Over the years I have met a particular problem that would emerge in high level situations too. The latest was recieving two identical messages sent over my phone. In earlier programming of mine, I would notice this kind of doubling of output. My latest work is a visual free-hand d2 polygon editor. It works ok, unless I perform one of the demanding tasks as first thing after opening the program (say right-clicking an island that are to be taken out of a tree and polygon recalculated).
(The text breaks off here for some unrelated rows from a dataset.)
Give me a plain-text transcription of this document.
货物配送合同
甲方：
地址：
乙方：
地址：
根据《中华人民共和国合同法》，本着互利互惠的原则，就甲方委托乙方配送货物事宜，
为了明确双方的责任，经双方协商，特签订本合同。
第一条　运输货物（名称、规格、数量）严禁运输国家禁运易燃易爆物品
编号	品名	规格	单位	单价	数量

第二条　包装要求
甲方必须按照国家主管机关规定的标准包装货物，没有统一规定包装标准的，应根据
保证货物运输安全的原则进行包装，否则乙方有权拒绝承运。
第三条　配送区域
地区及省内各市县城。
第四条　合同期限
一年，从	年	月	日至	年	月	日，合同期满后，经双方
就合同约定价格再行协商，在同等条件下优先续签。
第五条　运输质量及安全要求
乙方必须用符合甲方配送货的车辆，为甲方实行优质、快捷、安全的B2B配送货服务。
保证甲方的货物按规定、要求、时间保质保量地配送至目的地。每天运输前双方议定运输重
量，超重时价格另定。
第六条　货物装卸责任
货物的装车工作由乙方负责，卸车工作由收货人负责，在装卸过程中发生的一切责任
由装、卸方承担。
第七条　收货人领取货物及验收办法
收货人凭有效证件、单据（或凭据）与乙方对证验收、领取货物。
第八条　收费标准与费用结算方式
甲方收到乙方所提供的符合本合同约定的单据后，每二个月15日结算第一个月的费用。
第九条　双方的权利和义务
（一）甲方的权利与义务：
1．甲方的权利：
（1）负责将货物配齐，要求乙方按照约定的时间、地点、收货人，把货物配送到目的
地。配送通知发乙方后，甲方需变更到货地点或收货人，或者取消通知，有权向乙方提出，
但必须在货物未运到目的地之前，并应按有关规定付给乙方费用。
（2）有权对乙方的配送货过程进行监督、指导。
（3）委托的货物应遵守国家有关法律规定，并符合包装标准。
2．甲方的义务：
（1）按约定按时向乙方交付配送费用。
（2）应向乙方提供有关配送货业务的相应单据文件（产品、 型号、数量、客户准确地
That will close my app. It can well be uninitiated pointers at play or other errors. But, at the time that the windowing system shows a message about a time-out of the graphics-driver, the console shows twice my debug message: “exits click()”. When I’ve clicked the message from the window-system away and my program has shut down, the consol is still open and shows only once “exits click()”.
Since this error happens at a high level too, one should have thought that It would have been fixed meny years ago. I sometimes think that it could be faul, low-level hacker-infiltration. but that’s in part a paranoid thought and part of out of my reach. If indeed my code fails (calls click() twice) and I get wrong debug output about it, I cannot fix it.
After reading the earlier posts about the same problem and following it online I’ve got the impression that a nvidia graphics driver seems to be the common denominator, but don’t hang me up on it.

// edit:
I’m using an old pc too. Maybe it’s a hardware-bug.
// more edits:
After reading an-intel-r-hd-graphics-4000-war-story I decided to delete all my glFinish()
The first program-run still had the shut-down bug, but none after that. This is just light testing, but it seems to work.

Hi Carsten, I do think the reason we see more on nVidia is just because they are very common especially in the commercial world. I think a Windows’ time-out will always give something unusually.

hi Tonyo,
I hope you don’t feel that I derail your thread.
Your problem reminds me of a symptom long time ago. I had cracy long functions, and sometimes execution would enter them, but not come back … just stiffened.
Anyway … the glFinish() was not God’s gift to debuggers. I’ve started to debug by sending debug-output to file. The last 4 halts has happened at void functions without return … no other error-types has appeared. I hope that this is the final problem … it looks promising.